One typical Mexican dish mixes a filling of huitlacoche with poblano chili peppers, onion, garlic, and tomato for spooning
into warm corn tortillas. You can also make huitlacoche quesadillas.
Last year, Levine's harvest was limited and experimental. Tu Y Yo, a Mexican restaurant in Somerville, was his test kitchen.
This year, Prose in Arlington and Casa Romero in Boston have bought huitlacoche from him.
Levine's toils in the field began in May. He staggered the planting over nine weeks to maximize the duration of production.

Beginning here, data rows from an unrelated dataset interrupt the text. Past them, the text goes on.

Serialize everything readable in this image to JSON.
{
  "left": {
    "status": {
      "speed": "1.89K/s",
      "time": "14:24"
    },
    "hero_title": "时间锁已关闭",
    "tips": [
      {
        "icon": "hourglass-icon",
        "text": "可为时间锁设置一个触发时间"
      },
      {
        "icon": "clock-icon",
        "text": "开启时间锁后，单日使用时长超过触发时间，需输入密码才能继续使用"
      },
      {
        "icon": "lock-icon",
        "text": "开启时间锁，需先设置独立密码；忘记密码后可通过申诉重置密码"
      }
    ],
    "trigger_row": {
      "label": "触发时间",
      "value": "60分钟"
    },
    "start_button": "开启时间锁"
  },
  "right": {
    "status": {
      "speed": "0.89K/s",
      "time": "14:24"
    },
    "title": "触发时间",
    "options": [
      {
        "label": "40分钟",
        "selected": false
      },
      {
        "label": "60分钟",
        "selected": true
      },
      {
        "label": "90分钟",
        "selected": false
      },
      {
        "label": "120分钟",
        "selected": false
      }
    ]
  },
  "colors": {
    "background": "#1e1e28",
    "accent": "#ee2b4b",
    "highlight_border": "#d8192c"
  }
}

His low-tech operation uses only a couple of hand-operated implements. To infect the rows of corn, Levine uses a syringe designed
for injecting medicine into large animals. It is attached to a small hose that leads to a plastic milk container dangling
at his side. As he goes up and down the rows of corn, he squirts spore solution into each ear. It takes a little more than
two weeks for the fungi to start taking shape.
Levine's initial investment was $10,000. He estimates that his entire crop (at $15 per pound) would retail for about $160,000.
But he knows the market isn't there yet for that kind of return. He'll be happy if he breaks even.
What motivates a grower whose crop hasn't yet caught on?
''I just had to do it. I love mushrooms, I like the mad scientist component, the new crop angle, and it tastes great,"
he says. It's all part of what he calls ''chasing the dream" -- to see if a one-man operation can make a profit from agriculture.
And beyond that, he says, ''I'll be able to claim that I'm the 'smut king,' because nobody else is crazy enough to do this."
Huitlacoche is available at the Farm School of Athol stand at farmers' markets in Copley
Square (Tuesdays) and Boston Public Market on Old Northern Avenue Bridge (Thursdays), or go to www.huitlacoche.biz.